Além da amizade, Greil Marcus e Sean Wilentz têm outra relação em comum. Eles receberam a aprovação de Bob Dylan para criticá-lo. Ambos pertencem ao conjunto oficial dos críticos dylanescos: Allen Ginsberg, Johnny Cash, Nat Hentoff, Pete Hamill, Tony Glover, Tom Piazza. Marcus, de 65 anos, e Wilentz, de 59, admiram Dylan desde a juventude. O autor de The Times They Are A-Changin’ é para eles um símbolo quase sagrado. Os livros mais recentes de Marcus e Wilentz comentam esse objeto de grande paixão.
Bob Dylan by Greil Marcus: Writings 1968-2010 (PublicAffairs, 482 págs., US$ 29,95) e Bob Dylan in America (Doubleday, 390 págs., US$ 33), de Wilentz, vêm na esteira do aniversário de 70 anos do compositor norte-americano, a ser comemorado em 24 de maio. Neste mês, Dylan anunciou para abril quatro apresentações na Austrália. Nova York deu início à efeméride com shows e um simpósio.
A paixão de Marcus nasceu com a ajuda de Joan Baez em Nova Jersey. O ano era 1963, e Baez convidou Dylan ao palco para interpretar algumas músicas. Marcus conta que naquele momento “se sentiu convocado a observar aquele cara de ombros caídos e aparência desgrenhada”. “De onde ele veio? Qual a idade? Ele desafiou de maneira absurda a minha compreensão”, escreve o jornalista.
Assim se explica a gênese de Bob Dylan By Greil Marcus, o terceiro livro do crítico sobre o compositor. (Os outros são Like a Rolling Stone: Bob Dylan at the Crossroads e Invisible Republic: Bob Dylan’s Basement Tapes. A convite de Dylan, ele escreveu o encarte de The Original Mono Recordings).
O volume reúne trabalhos publicados na imprensa entre 1968 e 2010. Inclui um texto de estrutura fragmentada sobre o álbum duplo Self Portrait. Divulgado na revista Rolling Stone de 23 de julho de 1970, ele é considerado uma das melhores críticas sobre uma gravação. Nesse escrito, o jornalista exercita a sua principal crença sobre o exercício da crítica: “Eu me interesso pelos efeitos das músicas de Dylan em mim e nos outros, e não pelo significado delas.”

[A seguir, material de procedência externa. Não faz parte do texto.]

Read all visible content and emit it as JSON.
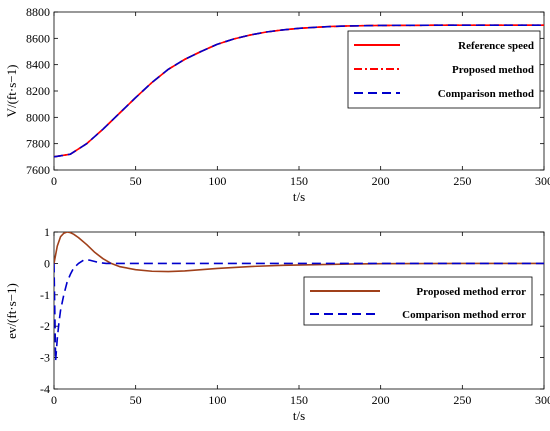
{
  "chart_data": [
    {
      "type": "line",
      "title": "",
      "xlabel": "t/s",
      "ylabel": "V/(ft·s−1)",
      "xlim": [
        0,
        300
      ],
      "ylim": [
        7600,
        8800
      ],
      "xticks": [
        "0",
        "50",
        "100",
        "150",
        "200",
        "250",
        "300"
      ],
      "yticks": [
        "7600",
        "7800",
        "8000",
        "8200",
        "8400",
        "8600",
        "8800"
      ],
      "grid": false,
      "legend_position": "center-right",
      "series": [
        {
          "name": "Reference speed",
          "color": "#ff0000",
          "style": "solid",
          "x": [
            0,
            10,
            20,
            30,
            40,
            50,
            60,
            70,
            80,
            90,
            100,
            110,
            120,
            130,
            140,
            150,
            160,
            170,
            180,
            190,
            200,
            220,
            240,
            260,
            280,
            300
          ],
          "y": [
            7700,
            7720,
            7800,
            7910,
            8030,
            8150,
            8265,
            8365,
            8440,
            8500,
            8555,
            8595,
            8625,
            8648,
            8664,
            8676,
            8684,
            8690,
            8694,
            8696,
            8698,
            8699,
            8700,
            8700,
            8700,
            8700
          ]
        },
        {
          "name": "Proposed method",
          "color": "#ff0000",
          "style": "dashdot",
          "x": [
            0,
            10,
            20,
            30,
            40,
            50,
            60,
            70,
            80,
            90,
            100,
            110,
            120,
            130,
            140,
            150,
            160,
            170,
            180,
            190,
            200,
            220,
            240,
            260,
            280,
            300
          ],
          "y": [
            7700,
            7720,
            7800,
            7910,
            8030,
            8150,
            8265,
            8365,
            8440,
            8500,
            8555,
            8595,
            8625,
            8648,
            8664,
            8676,
            8684,
            8690,
            8694,
            8696,
            8698,
            8699,
            8700,
            8700,
            8700,
            8700
          ]
        },
        {
          "name": "Comparison method",
          "color": "#0000cc",
          "style": "dashed",
          "x": [
            0,
            10,
            20,
            30,
            40,
            50,
            60,
            70,
            80,
            90,
            100,
            110,
            120,
            130,
            140,
            150,
            160,
            170,
            180,
            190,
            200,
            220,
            240,
            260,
            280,
            300
          ],
          "y": [
            7700,
            7720,
            7800,
            7910,
            8030,
            8150,
            8265,
            8365,
            8440,
            8500,
            8555,
            8595,
            8625,
            8648,
            8664,
            8676,
            8684,
            8690,
            8694,
            8696,
            8698,
            8699,
            8700,
            8700,
            8700,
            8700
          ]
        }
      ]
    },
    {
      "type": "line",
      "title": "",
      "xlabel": "t/s",
      "ylabel": "ev/(ft·s−1)",
      "xlim": [
        0,
        300
      ],
      "ylim": [
        -4,
        1
      ],
      "xticks": [
        "0",
        "50",
        "100",
        "150",
        "200",
        "250",
        "300"
      ],
      "yticks": [
        "-4",
        "-3",
        "-2",
        "-1",
        "0",
        "1"
      ],
      "grid": false,
      "legend_position": "center-right",
      "series": [
        {
          "name": "Proposed method error",
          "color": "#a0401a",
          "style": "solid",
          "x": [
            0,
            2,
            4,
            6,
            8,
            10,
            12,
            15,
            20,
            25,
            30,
            35,
            40,
            50,
            60,
            70,
            80,
            90,
            100,
            120,
            140,
            160,
            180,
            200,
            250,
            300
          ],
          "y": [
            0,
            0.55,
            0.85,
            0.96,
            1.0,
            0.98,
            0.93,
            0.82,
            0.6,
            0.35,
            0.15,
            0.0,
            -0.1,
            -0.2,
            -0.25,
            -0.26,
            -0.24,
            -0.2,
            -0.16,
            -0.1,
            -0.06,
            -0.04,
            -0.02,
            -0.01,
            0,
            0
          ]
        },
        {
          "name": "Comparison method error",
          "color": "#0000cc",
          "style": "dashed",
          "x": [
            0,
            1,
            2,
            3,
            4,
            6,
            8,
            10,
            12,
            15,
            18,
            20,
            22,
            25,
            28,
            32,
            40,
            60,
            100,
            200,
            300
          ],
          "y": [
            0,
            -3.1,
            -2.4,
            -1.9,
            -1.5,
            -1.0,
            -0.6,
            -0.35,
            -0.15,
            0.0,
            0.1,
            0.12,
            0.1,
            0.06,
            0.02,
            0.0,
            0,
            0,
            0,
            0,
            0
          ]
        }
      ]
    }
  ]
}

Greil Marcus se confessa fã de Bob Dylan. Está entre “aqueles que procuram os cigarros que a lenda joga no chão.” Ele se refere a uma descrição de Paul Simon a respeito do fascínio exercido por Dylan. Segundo Simon, o artista desperta com intensidade, tanto nos admiradores como nos detratores, a vontade de participar da sua criação. “Faminto por um símbolo, o mundo costuma segui-lo por aí, à espera de que ele deixe cair uma guimba de cigarro”, explica Simon. A parte mais assustadora dessa história é que as pessoas, diz Simon, acham um sentido na bituca descartada pelo ídolo. Marcus afirma, no entanto, que o tempo deu mais frieza às suas análises.
Na divisão de seu livro, 1992 é o ano em que Dylan apresenta novidades na composição em relação aos anos 1960, quando é transformado em mito. Para Marcus, o disco Good As I Been to You (1992) é uma síntese – feita por um criador mais livre – de toda a produção anterior. Não à toa, um pouco mais da metade do volume apresenta textos dos últimos 13 anos. O jornalista termina dizendo que a música The Times They Are A-Changin’ ganhou pleno sentido somente com os novos ares trazidos pela eleição de Barack Obama.